Friday, 12 April 2013


The correct spelling of this word is espresso, deriving from the Italian cafè espresso ‘pressed-out coffee’.  However, it is regularly assimilated to the more common English word express, giving the incorrect, yet increasingly frequent, spelling expresso.  This spelling is now sufficiently common to have been accepted as a variant in a number of dictionaries.  Merriam-Webster labels it a ‘variant of espresso’, much to the chagrin of many of its readers.  Comments added to the online entry voice an outraged hostility to the acceptance of this incorrect spelling.  One commentator is saddened that the spelling is common enough to be adopted by the dictionary, while another refuses to accept it: ‘No, it’s simply and only ESPRESSO! only a variant because the clueless masses have used it so much its nearly been accepted as an alternative spelling!’.  (Note the inevitable misspelling of it’s!)  For most opponents of expresso it is simply a badge of stupidity:  Gene Weingarten of the Washington Post considers expresso the ‘idiot’s coffee-bar order’.  

Spelling Trouble enjoys a coffee with friends

In response to a question about the correct spelling and pronunciation of this word on a bulletin board, most contributors oppose the expresso spelling.  For one it is ‘like nails on a chalkboard’; for another there is no debate: ‘It’s espresso. It just is.
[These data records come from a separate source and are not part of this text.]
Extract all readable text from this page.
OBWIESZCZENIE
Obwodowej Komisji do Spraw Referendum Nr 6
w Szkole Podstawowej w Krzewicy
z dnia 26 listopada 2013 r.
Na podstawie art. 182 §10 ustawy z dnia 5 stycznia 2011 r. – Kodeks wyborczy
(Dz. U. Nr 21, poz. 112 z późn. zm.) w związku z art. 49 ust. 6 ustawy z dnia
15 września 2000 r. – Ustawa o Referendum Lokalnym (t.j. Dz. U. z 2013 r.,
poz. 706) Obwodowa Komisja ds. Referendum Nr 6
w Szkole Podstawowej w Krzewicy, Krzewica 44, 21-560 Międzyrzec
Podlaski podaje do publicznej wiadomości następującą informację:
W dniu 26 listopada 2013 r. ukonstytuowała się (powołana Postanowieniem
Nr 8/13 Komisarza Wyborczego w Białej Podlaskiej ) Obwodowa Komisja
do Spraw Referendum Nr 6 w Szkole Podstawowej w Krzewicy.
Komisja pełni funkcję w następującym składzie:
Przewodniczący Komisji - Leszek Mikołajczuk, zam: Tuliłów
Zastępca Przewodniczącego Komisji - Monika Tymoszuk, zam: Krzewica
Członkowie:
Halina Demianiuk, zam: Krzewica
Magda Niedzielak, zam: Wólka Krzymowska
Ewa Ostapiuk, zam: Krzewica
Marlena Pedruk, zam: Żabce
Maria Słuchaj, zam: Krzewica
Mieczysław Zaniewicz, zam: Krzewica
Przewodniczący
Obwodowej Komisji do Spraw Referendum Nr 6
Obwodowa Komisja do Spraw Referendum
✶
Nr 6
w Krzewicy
Go to Italy.’  While this may seem a logical and incontrovertible argument, it’s worth recalling that many foreign words in English have not preserved their original spellings.  Supporters of the expresso spelling note that in French the word is spelled express, while one hazards the more dubious suggestion that drinking expresso makes you go faster!  This folk etymological justification of the expresso spelling by associating it with speed lies behind one of the definitions offered by Urban Dictionary, which describes it as ‘any fancy coffee’ ordered as a take-away.  The association with quick service implied by the expresso spelling is deliberately invoked by owners of the ‘Speedy Expresso’ café.  Various establishments play on the association with the verb express, encouraging their customers to expresso themselves.  Whatever we might think of these rather tortuous puns, it is evident that the opportunities the expresso spelling allows us to associate it with other genuine English words means that this spelling error is here to stay.